柳叶儿不怕他。在所有人面前都显得羞答答的柳叶儿,惟一不怕的人,惟一不
会在他面前显得害羞的人,就是松林。她把额前的几缕头发朝后面撩了一下,仰起
脸孔问:“干吗?”
“柳叶儿!”松林又叫了一声。
“干吗?你不说我可走了。”
松林策牛走近柳叶儿身边,把身子弯向她,低声说一句:“不干吗,我就是想
这样叫你。”
气得柳叶儿一拧身,把船篙举了起来。
松林笑了一下,一鞭子甩在牛屁股上,牛猛地往前一蹿,四蹄生风,跑成一朵
云。天地间的一切都看不分明了,化作一股浓浓的香味。
清明节就要到了,湖乡清明的夜晚是很热闹的。要打锣。
傍晚,柳叶儿掮着船篙回到家里,父亲正坐在门口的大柳树下擦一面铜锣。他
们家的房子是村西第一家,后门向着湖坝,大门朝着世世代代围垦出来的一片田原。
沿湖坝向东一条线排着数十重房屋,砖墙瓦顶,屋前屋后都栽着湖柳,村人也
大多姓柳。大柳庄名符其实,是一个人丁兴旺草木繁荣的大村。柳叶儿家也是三间
高大的瓦房,是去年秋天盖的。一个老单身汉,一个小女子,居然盖起了这样大的
房子,让村人为之一惊,又一振,你能感觉到一个真正家庭最深的那种精气神,那
种蓬勃。你没有理由不把他们当一户人家看,尽管这家里只有一个不停地咳嗽的老
人,一个小女子。村人对老人愈加敬重,对柳叶儿也愈加珍爱。
他们家的那棵柳树,也是全村里最高大的一棵。就是老人靠在身后的那一棵。
这是父亲在女儿刚刚降生时栽下的,柳叶儿的胎衣就埋在树底下。在江南水乡,湖
柳遍地都是,命贱,随便折下一根枝条往泥里一插,就活了,就能茂茂盛盛地长成
一棵大树。但也没有什么用处,打不得船,做不得犁辕,只能劈了当柴烧,煮的菜
很香,炒的菜好吃。
爹低着头,头上落满了柳絮,仍然在擦那面铜锣。这样的铜锣,湖乡人几乎家
家产户都有一面,通常就挂在堂屋的照壁上,进门就能看见,伸手就可以拿下来。
要是有人在大湖里迷失了方向,就拿出来敲一锤下去,那铜黄闪亮的声音回荡在大
湖的上空,数十里之外都能听见,迷失在远处的人,顺着这大锣的声音就能找到岸
了。
湖乡人在清明的夜晚打锣,和找人是一个道理。每个人拎一面大锣,走过荒草
漫淹的小径,一声锣伴着一声杜鹃啼血般的呼唤,阴阳两隔的亲人们又在这铮铮震
响之中相聚。而坟头上也将点亮一只只纸糊的灯笼,仿佛在安详地等候着照亮那些
久违的面容。
“十一年了啊。”爹这样叹息了一声。
娘已经走了十一年了,爹是一年一年数过来的。柳叶儿却常常会把娘死了多少
年忘记。但她忘不了娘死去的情形。娘躺在爹的怀里,她那软绵绵的生命,也被爹
的一只有力的胳膊挽住了。娘在昏睡了很久之后,又慢慢地睁开眼睛,看着在爹身
后站着的柳叶儿。

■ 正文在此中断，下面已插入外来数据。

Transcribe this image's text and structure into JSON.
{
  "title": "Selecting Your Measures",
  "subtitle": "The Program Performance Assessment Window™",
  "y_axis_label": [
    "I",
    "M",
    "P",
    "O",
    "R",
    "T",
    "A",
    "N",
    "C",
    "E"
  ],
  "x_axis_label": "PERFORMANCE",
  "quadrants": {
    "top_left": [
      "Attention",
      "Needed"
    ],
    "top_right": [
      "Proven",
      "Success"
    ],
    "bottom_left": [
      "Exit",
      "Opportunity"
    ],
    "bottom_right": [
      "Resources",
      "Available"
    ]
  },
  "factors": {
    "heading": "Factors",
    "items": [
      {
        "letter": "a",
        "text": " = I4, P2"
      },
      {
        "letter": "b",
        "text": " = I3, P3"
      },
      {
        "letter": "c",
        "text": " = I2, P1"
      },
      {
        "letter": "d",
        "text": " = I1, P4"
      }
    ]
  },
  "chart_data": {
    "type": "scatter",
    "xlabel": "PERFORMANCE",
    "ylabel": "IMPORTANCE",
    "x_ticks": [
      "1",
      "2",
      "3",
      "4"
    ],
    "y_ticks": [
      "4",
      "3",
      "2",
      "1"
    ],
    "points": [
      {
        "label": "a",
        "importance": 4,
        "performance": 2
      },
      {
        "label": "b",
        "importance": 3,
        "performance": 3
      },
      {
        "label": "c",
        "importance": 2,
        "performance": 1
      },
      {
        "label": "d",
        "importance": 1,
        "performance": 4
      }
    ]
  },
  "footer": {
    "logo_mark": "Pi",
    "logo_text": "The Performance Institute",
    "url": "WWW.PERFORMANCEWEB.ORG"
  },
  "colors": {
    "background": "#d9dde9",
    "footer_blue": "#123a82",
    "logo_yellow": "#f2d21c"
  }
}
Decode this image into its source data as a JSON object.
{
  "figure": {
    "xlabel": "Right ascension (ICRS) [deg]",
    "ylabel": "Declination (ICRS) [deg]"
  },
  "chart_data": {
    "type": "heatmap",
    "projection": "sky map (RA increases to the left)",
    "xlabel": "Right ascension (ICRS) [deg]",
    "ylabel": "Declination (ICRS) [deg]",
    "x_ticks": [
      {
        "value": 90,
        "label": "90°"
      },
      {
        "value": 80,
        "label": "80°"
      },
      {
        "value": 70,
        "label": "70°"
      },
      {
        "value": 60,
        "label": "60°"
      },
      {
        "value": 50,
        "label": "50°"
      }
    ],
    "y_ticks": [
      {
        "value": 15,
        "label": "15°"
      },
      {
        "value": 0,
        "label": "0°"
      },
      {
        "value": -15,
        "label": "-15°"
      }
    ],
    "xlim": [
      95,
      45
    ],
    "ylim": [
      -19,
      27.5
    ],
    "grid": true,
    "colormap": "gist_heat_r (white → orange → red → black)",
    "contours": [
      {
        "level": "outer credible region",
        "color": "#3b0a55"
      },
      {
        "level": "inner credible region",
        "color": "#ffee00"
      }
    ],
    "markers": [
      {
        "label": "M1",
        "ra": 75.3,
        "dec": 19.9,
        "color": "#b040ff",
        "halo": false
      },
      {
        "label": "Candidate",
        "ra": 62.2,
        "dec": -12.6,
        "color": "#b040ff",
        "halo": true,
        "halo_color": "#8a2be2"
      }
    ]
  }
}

娘吃力地抬起一只苍白的手,示意她过去。她却不敢过去,还往
爹身后缩了缩。是爹把她推过来的。娘喘息了一阵,才用手捂住她冻得通红的面颊,
她知道,娘是想给她一点温暖,可那冰凉的感觉却一直延续到现在,还印在柳叶儿
的脸上。娘身上已没有一点血气。娘又叮嘱爹,叮嘱一句,爹就点一下头,到最后,
爹的脑袋已深深地伏在娘的怀抱里,像一个孩子依偎在母亲的怀抱里那样,哭。娘
的胸口洇湿了一大片,娘又合上眼睛,重回到死寂中去了。但爹听见了娘的声音,
那声音是从娘微弱地跳动的心口里响起的:“把柳叶儿养大,嫁一户好人家……”
娘用最后一口气吹灭了床头的那根松明子,室内全为月光所笼罩。那是一个遍
地月光的冬夜,娘的脸,被窗外射进来的月光映得很白很白,那样平静,令人吃惊
地展示了一个生命结束时的完美,以致柳叶儿至今仍觉得死是一件很美的事。她没
有哭,直到娘被爹抱进棺材里,直到这世间一个曾经美丽的女子渐渐地被一锹锹地
掀起来的黄土完全覆盖,她,七岁的柳叶儿才疯了一般地扑在刚刚垒起的新坟上,
把手插进温热的泥土里,她要摸一摸娘的身体,她想把娘的手抓住,怕娘走远。
铜锣已经擦得很亮。父亲把它举起来,一只眼睛眯着,盯着那面锣看。许久不
动,像一尊雕像。柳叶儿走过来,摇着爹的手,摇着爹的身子。她觉得有什么话要
跟爹说,突然又把她想要说的话忘了。父女俩映在那面铜锣里,默然地,眼珠转得
很慢,似有泪要涌出。终于,父亲用手指在锣上弹了一下,那锣立刻就发出一声低
低的尖叫。“你娘会听见的。”爹说。
娘的坟离村子不远。父女俩一前一后地走着。这一个清明没有下雨,天很黑,
柳叶儿听见爹在前面摸索着走路的声音,夜色中似有许多人说话,看不见人,又夹
杂着一些很低的令人备感压抑的哭声。柳叶儿低着头走了一阵,抬头,突然发现爹
不见了。她害怕起来,张开嘴正要呼喊,一片光芒把密密地遮挡着的夜色撕开一片,
不像平常的灯光,似乎隔着什么。隔着一层纸。父亲把纸糊的灯笼供在娘的坟头上,
它会一直亮着,直到灯油燃尽。爹站在光晕里,给娘作了三个长揖,然后在一个土
坎上坐下,烧纸钱。柳叶儿在娘的坟前跪下了。坟前竖着三四杆树枝,吊着被雨粘
住了的纸幡残片。那还是去年的清明挂上去的,黄的绿的,早已流尽了一年前的鲜
艳。现在,柳叶儿又把新扎的纸幡挂了上去。
纸钱一片一片地点燃,然后变黑,变成灰烬。柳叶儿和父亲,仿佛也被点燃一
次,又熄灭一次。直至烧得一片不剩,爹唇间那—星水光也熄灭了,柳叶儿忽然很
委屈地叫了一声:“娘啊!”
锣声四起。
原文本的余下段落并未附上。